Dual sequence method for measuring AIF. One low resolution slice is imaged with short TE and TI and is intended solely for measuring the AIF (Reproduced from Gatehouse et al. [44], with permission of John Wiley & Sons)

Future Directions

Cardiac perfusion MRI is a rapidly evolving field, and there are a number of emerging techniques. We conclude the chapter by briefly discussing just a few of them.

Myocardial Non-linearity

Considerable attention has been paid to the non-linearity of the arterial input function. However, less commonly investigated are the effects of non-linearity on the myocardial signal. It is sometimes assumed that there is no myocardial saturation because the total signal in a myocardial voxel is not saturated, but this is not true.

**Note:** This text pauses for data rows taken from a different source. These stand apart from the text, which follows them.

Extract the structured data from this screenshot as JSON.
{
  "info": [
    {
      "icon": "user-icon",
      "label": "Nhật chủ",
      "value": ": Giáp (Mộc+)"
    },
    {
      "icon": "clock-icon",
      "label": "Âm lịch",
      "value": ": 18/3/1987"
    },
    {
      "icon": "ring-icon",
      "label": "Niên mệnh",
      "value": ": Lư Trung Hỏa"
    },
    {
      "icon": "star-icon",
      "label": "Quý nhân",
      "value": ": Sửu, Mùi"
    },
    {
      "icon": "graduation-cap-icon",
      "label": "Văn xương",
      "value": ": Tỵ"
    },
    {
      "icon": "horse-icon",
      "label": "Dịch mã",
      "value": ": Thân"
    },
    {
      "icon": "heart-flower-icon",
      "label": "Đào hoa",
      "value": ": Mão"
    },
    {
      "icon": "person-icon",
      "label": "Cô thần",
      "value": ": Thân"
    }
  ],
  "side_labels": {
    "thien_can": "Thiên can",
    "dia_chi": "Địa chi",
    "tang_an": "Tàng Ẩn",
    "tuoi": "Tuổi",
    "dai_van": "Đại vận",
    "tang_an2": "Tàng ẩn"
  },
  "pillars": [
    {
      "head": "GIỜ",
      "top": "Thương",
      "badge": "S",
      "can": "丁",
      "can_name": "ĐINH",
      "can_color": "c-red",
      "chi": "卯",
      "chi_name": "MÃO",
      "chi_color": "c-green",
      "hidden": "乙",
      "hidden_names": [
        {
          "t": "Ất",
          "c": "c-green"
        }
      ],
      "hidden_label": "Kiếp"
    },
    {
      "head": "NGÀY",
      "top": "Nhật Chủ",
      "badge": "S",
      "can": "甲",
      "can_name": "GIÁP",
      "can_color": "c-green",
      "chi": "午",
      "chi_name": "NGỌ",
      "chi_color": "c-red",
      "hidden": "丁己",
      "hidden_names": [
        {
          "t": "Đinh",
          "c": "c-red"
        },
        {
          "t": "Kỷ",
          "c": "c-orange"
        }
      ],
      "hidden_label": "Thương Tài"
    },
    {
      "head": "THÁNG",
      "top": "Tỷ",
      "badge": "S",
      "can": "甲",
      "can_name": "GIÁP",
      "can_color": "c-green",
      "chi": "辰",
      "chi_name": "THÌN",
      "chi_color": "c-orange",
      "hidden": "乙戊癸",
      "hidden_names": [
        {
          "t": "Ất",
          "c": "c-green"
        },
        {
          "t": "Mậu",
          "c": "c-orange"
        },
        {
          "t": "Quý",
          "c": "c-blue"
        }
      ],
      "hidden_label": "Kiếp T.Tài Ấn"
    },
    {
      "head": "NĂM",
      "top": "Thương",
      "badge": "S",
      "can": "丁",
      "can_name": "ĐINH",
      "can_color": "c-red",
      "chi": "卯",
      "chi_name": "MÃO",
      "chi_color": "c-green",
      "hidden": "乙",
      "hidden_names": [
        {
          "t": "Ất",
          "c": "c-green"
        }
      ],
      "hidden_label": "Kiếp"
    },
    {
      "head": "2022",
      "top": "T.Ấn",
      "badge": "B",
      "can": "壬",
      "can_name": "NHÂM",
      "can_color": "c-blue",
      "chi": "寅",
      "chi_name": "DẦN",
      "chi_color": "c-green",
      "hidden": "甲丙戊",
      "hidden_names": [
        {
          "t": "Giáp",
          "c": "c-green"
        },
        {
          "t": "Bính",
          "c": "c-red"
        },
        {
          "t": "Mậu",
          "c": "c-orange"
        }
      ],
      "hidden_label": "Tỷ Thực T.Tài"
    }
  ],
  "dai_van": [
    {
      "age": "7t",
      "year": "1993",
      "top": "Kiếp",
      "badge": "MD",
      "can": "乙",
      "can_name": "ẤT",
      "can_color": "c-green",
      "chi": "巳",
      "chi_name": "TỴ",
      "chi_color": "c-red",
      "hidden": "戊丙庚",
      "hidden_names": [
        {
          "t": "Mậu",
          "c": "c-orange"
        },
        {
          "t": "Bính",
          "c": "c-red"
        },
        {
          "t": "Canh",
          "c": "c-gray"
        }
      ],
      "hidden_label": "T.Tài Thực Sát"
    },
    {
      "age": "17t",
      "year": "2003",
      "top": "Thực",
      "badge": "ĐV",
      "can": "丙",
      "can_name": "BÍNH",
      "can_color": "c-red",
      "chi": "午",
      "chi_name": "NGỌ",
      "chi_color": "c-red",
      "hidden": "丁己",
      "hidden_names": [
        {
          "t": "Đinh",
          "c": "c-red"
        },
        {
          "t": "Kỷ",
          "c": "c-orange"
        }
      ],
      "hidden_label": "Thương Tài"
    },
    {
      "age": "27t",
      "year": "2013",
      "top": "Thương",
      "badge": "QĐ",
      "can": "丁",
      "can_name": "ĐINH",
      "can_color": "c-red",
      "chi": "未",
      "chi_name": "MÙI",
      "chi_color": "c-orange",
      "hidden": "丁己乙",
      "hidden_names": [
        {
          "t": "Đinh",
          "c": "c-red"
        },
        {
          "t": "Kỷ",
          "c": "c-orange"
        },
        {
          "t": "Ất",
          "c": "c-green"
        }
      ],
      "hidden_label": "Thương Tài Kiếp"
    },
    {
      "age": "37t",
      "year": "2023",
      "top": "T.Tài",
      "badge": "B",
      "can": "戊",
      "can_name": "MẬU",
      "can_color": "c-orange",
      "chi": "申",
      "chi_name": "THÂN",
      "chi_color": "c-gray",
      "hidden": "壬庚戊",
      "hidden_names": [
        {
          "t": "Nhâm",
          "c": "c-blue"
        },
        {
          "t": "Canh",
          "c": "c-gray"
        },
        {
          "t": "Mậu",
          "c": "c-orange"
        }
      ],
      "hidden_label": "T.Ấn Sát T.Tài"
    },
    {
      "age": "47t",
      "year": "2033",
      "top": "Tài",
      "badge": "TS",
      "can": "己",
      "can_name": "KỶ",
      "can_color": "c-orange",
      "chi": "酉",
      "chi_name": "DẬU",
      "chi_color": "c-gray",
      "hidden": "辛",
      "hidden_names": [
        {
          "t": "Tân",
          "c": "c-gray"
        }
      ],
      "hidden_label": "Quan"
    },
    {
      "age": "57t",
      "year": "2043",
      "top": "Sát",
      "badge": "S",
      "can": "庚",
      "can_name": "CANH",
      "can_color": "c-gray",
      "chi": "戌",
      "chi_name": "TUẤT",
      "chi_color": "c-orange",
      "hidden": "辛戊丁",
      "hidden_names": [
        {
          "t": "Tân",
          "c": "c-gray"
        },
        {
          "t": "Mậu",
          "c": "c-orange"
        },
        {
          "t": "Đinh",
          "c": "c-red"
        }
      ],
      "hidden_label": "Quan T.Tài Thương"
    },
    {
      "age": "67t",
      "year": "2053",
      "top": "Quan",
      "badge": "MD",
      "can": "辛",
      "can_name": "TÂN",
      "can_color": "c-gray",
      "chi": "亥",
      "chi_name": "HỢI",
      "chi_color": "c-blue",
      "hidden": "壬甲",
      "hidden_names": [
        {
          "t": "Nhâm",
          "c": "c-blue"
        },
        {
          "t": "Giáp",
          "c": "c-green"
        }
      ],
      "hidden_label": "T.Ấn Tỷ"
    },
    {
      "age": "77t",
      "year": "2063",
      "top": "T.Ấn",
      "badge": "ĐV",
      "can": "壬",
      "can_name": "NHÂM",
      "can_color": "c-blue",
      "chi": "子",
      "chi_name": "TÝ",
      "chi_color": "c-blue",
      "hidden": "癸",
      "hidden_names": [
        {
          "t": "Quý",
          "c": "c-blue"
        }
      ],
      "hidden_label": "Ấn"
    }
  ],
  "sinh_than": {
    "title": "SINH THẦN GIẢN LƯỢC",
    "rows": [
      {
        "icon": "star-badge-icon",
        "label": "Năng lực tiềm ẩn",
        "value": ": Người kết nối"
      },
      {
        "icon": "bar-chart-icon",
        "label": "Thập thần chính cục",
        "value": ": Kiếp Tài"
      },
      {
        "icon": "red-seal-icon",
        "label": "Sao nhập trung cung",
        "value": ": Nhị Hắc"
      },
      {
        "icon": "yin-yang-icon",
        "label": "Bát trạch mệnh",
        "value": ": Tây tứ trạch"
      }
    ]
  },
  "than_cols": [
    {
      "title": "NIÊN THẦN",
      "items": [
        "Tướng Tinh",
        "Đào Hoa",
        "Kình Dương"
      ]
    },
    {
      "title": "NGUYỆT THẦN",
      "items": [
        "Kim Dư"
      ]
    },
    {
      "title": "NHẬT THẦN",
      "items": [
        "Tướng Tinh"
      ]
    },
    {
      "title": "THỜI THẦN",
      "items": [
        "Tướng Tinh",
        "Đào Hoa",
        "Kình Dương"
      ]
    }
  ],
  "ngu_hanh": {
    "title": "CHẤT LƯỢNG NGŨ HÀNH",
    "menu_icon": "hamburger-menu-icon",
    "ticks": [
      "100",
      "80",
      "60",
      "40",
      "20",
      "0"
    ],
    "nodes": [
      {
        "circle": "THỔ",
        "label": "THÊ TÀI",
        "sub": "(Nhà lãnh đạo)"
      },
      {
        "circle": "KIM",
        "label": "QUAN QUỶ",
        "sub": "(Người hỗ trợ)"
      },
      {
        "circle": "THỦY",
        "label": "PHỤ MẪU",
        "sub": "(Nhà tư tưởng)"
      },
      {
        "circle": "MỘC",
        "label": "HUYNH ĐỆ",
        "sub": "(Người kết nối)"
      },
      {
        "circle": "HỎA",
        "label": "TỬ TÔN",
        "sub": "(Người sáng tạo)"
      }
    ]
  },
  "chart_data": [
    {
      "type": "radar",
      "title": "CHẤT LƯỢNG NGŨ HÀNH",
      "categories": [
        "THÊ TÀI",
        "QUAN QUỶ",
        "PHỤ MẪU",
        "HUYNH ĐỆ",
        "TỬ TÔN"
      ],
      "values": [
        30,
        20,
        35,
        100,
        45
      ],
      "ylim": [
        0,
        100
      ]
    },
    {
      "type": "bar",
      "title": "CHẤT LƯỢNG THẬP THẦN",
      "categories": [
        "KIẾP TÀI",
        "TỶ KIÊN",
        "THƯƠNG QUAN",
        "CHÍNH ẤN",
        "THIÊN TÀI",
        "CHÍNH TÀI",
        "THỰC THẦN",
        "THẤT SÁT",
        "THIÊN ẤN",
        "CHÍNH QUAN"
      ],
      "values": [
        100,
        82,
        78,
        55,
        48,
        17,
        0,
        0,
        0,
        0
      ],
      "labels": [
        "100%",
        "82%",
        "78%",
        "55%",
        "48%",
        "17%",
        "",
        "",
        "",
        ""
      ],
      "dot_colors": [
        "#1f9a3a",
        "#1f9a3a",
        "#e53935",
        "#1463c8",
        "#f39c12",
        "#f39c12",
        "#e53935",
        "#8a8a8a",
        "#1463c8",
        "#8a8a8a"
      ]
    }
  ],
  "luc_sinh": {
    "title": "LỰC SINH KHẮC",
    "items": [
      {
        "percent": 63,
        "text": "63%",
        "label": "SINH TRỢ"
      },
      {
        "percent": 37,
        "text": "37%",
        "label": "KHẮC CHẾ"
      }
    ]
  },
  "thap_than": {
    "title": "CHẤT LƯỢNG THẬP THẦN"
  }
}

While not all of the voxel is saturated, the part of the voxel composed of blood may be saturated, which would introduce non-linear effects into the myocardial signal even if the total signal intensity is much less than that of pure blood. Some models have been proposed for correcting myocardial saturation [46, 47], but research is still ongoing.

ASL

The vast majority of cardiac perfusion scans use a contrast bolus as described above. However, some groups have also used arterial spin labeling (ASL) as alternative to contrast administration. In general, ASL has worse CNR than bolus first-pass, but because it does not use injected contrast agent the number of acquisitions is not limited by contrast dose, and concerns about nephrogenic systemic sclerosis are avoided. At this time, ASL remains mostly an experimental method for MR cardiac perfusion, but is has been used in both animals [4851] and humans [5254].

BOLD

Like ASL, blood oxygenation level dependent (BOLD) imaging is another experimental cardiac perfusion technique that requires no exogenous contrast and is minimally invasive. Used extensively in functional MRI (fMRI) neuroimaging, the BOLD effect relies on T2 differences between oxygenated and deoxygenated hemoglobin. Unlike ASL or contrast imaging, BOLD signal is proportional to blood oxygenation, not blood flow. The two are often related, however, and changes in BOLD signal have been shown by some groups to be associated with coronary artery disease in both humans [55, 56] and animal models [11, 5760].

Summary

Cardiac MRI is emerging as an alternative to SPECT for measuring cardiac perfusion that has many potentially important clinical applications. There are many options when designing a cardiac MRI sequence, including preparation, RF design, and image readout, and after collecting images there are still further options in how to analyze the data. For many of these choices there is no clear consensus on which is best, and each decision has its own tradeoffs depending on the application. Cardiac perfusion MRI is the focus of much exciting research, and outside of the most commonly used contrast agent first-pass scans, there are a number of exciting newer techniques such as ASL, BOLD, and methods for absolute quantification that may improve how cardiac MRI is used in the clinic and lead to further advances in the diagnosis of cardiac disease.